10 - Rumour

64 16 1
                                    

Bianca

Penutupan Welcoming Party menjadi kali pertamaku menonton Juan tampil di atas panggung. Meski aku sudah terbiasa melihatnya gitaran sambil nyanyi-nyanyi sejak SMP (atau bahkan SD?), baru kali ini aku benar-benar melihatnya tampil.

Dan, ya, setelah seharian kemarin para maba dicekoki berbagai macam sesi, games, tidur larut dan dipaksa bangun subuh untuk senam gak berfaedah, lalu games lagi dan sesi ngomel-ngomel oleh divisi security, akhirnya kami sampai di penghujung acara. Lega rasanya. Lega karena ospek sudah selesai dan kini statusku sebagai mahasiswa benar-benar diakui.

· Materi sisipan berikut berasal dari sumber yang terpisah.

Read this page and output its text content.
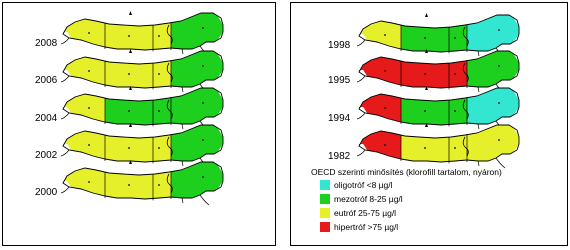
2008
2006
2004
2002
2000
1998
1995
1994
1982
OECD szerinti minősítés (klorofill tartalom, nyáron)
oligotróf <8 µg/l
mezotróf 8-25 µg/l
eutróf 25-75 µg/l
hipertróf >75 µg/l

SunDay tampil dengan sangat baik, beyond my expectation, to be honest. Sepertinya, mereka juga mulai mendapatkan penggemar dari para maba yang kini tengah jingkrak-jingkrak dan turut bernyanyi. Aku tak urung tersenyum kala mendengar beberapa dari mereka meneriakkan nama Dimas yang tak disangka akan turut tampil malam ini.

"Yang megang bass itu Kak Brian bukan, sih?" kudengar seorang maba di sampingku berbicara.

"Gak tau, gak kenal gue. Emang lo kenal?" sahut temannya, samar-samar terdengar.

"Nggak, sih, tapi ada kating sempet ngomongin dia, gitu."

"Hah? Ngomongin gimana?"

"Katanya dulu tuh dia pernah hamilin cewek terus gak tanggungjawab,"

"Serius lo?"

"Gue dengernya sih gitu, gak tau beneran apa nggak. Terus kating-kating pada bilang ke gue, hati-hati kalo deket-deket sama doi. Nanti tiba-tiba kena aja ..."

"Gila, masa sih? Sayang banget padahal ganteng ..."

Suara mereka teredam oleh penampilan SunDay yang semakin larut semakin menjadi. Atau mungkin, aku yang tidak ingin mendengarkan obrolan mereka lebih lanjut.

Mataku tertuju ke atas panggung, tempat dimana Kak Brian terlihat serius membetot bass, sama sekali tidak menyadari kalau ada dua orang yang baru saja membicarakan hal busuk tentangnya.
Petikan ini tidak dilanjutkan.